I was re-typing portions of our book, Mighty Acts of God, and reading all the Bible story act-out suggestions. They brought up some spicy memories…like Benjamin scrawny and whining, an inside-out T-shirt on his head, stomping his foot and yelling “No” at a half-sized Moses. Johanna, giggling while she pretended to drive a stake through Sisera’s head (my dad’s hair before it was completely white). Yeah…I got a little nostalgic.
It made me realize something about my Mumsie. She let us make messes–BIG ones. In fact, she often asked for them.
I don’t like to share the kitchen with anyone…let alone six kids ten and under. Mama would give us each a blob of bread dough to “knead” (meaning make goofy faces with it and laughing until it was time to pile it all back into the five-gallon bucket). She dug out dress-up stuff for Bible act-outs, and she let us tear outside after history reading to pretend we were soldiers, wild Indians, and galley slaves. My parents rubbed their faces with “war paint” and jumped into the thick of whatever wild lesson was being (undetectedly) learned at the moment.
I don’t think that attitude comes naturally. Isn’t it easier to can the peaches all on your own? To keep sticky, clumsy hands out of the kitchen and to keep crazy boys out of trees and sawdust piles? Keep the laundry, dust, dirty faces, questions, and chaos to a minimum?
Teaching kids to identify the story God is writing, with all its different tastes, smells, and textures is hard work. It takes big sacrifices, lots of time, and a little creativity.
But the formaldehyde spill in the back hall and the grape juice flood in the kitchen were some of the best times. I can hardly remember any learning that didn’t involve a mess or a wild, spin-off, creative project of some sort. Don’t underestimate what this hard work will do for your kids. We are so blessed and grateful!

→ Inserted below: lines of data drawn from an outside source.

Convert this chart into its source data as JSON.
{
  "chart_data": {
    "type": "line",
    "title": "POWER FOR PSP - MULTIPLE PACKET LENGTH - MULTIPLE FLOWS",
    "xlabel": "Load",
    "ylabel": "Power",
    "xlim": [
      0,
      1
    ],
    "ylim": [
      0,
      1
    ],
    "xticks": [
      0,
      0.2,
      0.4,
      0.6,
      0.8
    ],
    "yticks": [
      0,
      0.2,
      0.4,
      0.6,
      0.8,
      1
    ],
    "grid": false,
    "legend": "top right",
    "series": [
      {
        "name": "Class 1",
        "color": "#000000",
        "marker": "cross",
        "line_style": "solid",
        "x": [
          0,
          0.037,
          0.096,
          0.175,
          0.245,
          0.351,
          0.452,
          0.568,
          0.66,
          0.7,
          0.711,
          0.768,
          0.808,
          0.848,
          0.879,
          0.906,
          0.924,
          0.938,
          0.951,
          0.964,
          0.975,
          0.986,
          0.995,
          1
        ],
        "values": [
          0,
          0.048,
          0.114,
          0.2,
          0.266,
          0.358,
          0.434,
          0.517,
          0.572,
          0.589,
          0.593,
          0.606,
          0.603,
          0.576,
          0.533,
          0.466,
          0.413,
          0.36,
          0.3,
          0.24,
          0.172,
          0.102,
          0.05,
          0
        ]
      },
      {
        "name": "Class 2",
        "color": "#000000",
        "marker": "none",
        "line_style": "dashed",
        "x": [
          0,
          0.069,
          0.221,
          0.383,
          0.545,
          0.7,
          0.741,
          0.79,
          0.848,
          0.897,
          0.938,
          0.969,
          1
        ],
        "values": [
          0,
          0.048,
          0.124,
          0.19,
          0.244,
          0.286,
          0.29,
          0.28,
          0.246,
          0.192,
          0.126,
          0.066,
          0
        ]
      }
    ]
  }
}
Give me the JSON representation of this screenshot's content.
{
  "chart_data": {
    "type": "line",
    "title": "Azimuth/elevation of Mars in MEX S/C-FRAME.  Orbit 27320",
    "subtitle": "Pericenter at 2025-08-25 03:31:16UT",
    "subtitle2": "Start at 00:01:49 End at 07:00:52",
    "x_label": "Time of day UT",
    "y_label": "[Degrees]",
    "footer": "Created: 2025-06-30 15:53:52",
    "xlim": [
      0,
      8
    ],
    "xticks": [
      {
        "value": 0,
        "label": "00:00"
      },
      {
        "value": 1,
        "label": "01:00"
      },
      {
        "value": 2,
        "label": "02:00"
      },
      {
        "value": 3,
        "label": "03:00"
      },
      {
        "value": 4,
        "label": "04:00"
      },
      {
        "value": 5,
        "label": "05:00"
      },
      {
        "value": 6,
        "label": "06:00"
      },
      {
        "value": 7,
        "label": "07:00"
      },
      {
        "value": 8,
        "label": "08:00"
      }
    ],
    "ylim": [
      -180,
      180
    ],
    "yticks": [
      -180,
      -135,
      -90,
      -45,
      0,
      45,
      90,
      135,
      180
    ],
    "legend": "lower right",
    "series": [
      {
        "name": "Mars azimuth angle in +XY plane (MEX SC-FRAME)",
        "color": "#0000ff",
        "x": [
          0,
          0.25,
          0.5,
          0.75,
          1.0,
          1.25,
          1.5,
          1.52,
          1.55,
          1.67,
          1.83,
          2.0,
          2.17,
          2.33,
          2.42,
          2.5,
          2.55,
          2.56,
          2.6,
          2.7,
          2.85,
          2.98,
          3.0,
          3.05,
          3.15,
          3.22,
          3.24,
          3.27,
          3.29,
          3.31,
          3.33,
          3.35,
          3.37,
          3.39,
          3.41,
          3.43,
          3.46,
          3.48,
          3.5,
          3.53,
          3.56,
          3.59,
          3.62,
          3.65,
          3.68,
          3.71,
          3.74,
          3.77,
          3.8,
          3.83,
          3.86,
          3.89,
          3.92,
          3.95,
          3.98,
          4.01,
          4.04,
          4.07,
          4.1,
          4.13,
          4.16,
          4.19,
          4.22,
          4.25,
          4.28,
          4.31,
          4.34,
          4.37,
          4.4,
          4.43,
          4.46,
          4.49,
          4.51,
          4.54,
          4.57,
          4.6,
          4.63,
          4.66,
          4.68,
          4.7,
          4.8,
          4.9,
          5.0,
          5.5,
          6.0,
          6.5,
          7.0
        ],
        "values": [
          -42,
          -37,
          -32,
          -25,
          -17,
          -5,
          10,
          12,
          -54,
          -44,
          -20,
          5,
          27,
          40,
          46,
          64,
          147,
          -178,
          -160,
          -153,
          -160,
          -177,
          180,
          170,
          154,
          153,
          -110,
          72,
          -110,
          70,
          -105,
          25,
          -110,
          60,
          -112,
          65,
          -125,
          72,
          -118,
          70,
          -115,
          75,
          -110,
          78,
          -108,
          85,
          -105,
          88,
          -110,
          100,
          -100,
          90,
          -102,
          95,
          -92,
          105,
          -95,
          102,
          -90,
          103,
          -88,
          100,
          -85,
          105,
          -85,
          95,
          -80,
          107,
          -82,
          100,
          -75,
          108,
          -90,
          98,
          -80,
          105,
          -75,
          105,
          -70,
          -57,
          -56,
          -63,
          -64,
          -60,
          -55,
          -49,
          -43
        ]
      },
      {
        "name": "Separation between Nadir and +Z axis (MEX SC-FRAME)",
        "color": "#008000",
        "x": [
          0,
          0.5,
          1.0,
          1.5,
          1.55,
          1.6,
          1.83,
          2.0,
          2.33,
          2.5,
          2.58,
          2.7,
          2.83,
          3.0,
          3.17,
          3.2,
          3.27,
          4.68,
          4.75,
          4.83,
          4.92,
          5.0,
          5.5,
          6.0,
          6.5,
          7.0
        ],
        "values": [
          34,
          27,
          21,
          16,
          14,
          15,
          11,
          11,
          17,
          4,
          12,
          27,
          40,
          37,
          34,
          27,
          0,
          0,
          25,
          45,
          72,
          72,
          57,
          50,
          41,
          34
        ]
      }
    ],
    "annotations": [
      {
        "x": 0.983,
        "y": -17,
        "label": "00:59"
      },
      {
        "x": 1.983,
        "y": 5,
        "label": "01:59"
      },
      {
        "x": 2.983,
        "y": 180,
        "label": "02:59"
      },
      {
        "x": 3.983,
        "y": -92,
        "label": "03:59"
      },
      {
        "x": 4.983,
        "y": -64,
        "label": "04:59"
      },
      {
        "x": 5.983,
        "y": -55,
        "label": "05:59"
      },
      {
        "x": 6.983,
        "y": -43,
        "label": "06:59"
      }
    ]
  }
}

Pull up your sleeves and dig down into that stinky formaldehyde, smear catsup “blood” on your door frame, pretend you’re the slug coming into Noah’s ark–be crazy and be real. Show them how amazing and magical and real all this stuff is spinning around our universe and beyond. Chances are, you’ll learn something new from the tiny, excited minds around you and find yourself gaping at the bigness and the details of our Storyteller.
There is a lot of dirt and sticky mess in the world. Isn’t digging in, learning what it means, and putting it back in order what it’s all about?